Sarah Pearse takes us to creepy places in her debut novel The Sanatorium. Locals still mention the sanatorium, though the grand building that once cared for people with mental disorders has been done over as Le Sommet Hotel, a minimalist glass and steel luxury facility set high in the Alps. Will, an architect, loves it; Elin finds it soulless. Nevertheless, she puts on her game face in the hope of fixing herself and repairing a deeply broken relationship with her brother Isaac, a longtime screw-up, who is there with his fiancé Laure.
Hopes of restful readjustment vanish with the discovery of the body of architect Daniel Lemaitre, who designed the hotel makeover. Daniel has long been missing, but his associates believed that he decided to leave the fast track and live in obscurity. Nope! When other people, including Laure, begin to vanish, things get hairy. Le Sommet developer Lucas Caron and his sister Cecile, the hotel’s general manager, try to calm guests, but they rub people the wrong way. After all, it’s hard to put a positive spin on disappearances. Anyone with a modicum of sense jumps on the bus to the valley below, despite the fact that it’s a scary ride down switchback turns in a snowstorm. Before everyone can vacate, though, a blizzard and avalanche close the road, stranding eight guests and 37 staff members.
The Sanatorium is a nerve-racking thriller in which things go bump in the snow. There’s nothing like terrified people with no place to go for revelations to ooze out, be it accidentally, strategically, or directly. Some will involve the old sanatorium, others are about loved ones, and still others concern grudges old and recent. Because it will be days before Swiss officials can mount the summit, Elin is authorized to launch a careful investigation and keep them apprised of developments. Just two small problems, Elin is an emotional basket case and she has neglected to tell local law enforcement that she’s an on-leave cop about to lose her job.
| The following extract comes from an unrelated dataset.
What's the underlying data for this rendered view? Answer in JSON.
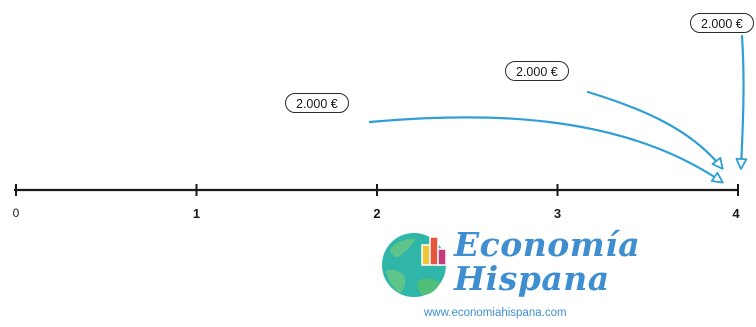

Can things get any worse? A rising body count and more disappearances accomplish that. Elin came close to being dispatched by a gas-mask wearing sadist and it’s hard to feel comfortable when it’s clear a serial killer is at work. That sicko has a gruesome modus operandi; victims surface with three fingers missing and wearing bracelets bearing non-sequential five-digit numbers. If you’re prone to nightmares, you might not wish to read this during daylight hours. What do we have here, Freddy Krueger with a mask?
Pearse sustains tension throughout because she populates her novel with liars. If no one is trustworthy, the usual process of winnowing red herrings and identifying legitimate suspects short-circuits. In a book in which anyone could be guilty, you must wend your way to the end where revelations come Agatha Christie-like. You might, however, feel cheated. Clues and circumstances stack to the point of overabundance, which leaves us with revealed connections that strain probability.
Ultimately Pearse is better at creating a nouveau Gothic mood than in penning a convincing murder mystery. It was a good idea to dispense with an omniscient investigator–they too stretch credulity–but Pearse solves one problem by creating another. We know that Elin is damaged, but not even an a messed up ex-cop would commit as many procedural errors as she. It’s one thing to invoke a Pandora’s box scenario, but it seldom works multiple times with the same person lifting the lid. Pearse paints herself into a metaphorical corner and drifts to conclusions that are more deus ex machina than logical. Plus, she over-explains; not every character or detail requires a lurid backstory.
This is a wildly popular novel, but I have mixed feelings about it. On many levels it’s clumsy and unbelievable. Yet it’s hard to dismiss that it’s also filled with nail-biting thrills. Many of them are undeniably cheap thrills, but evidence suggests we can be bought.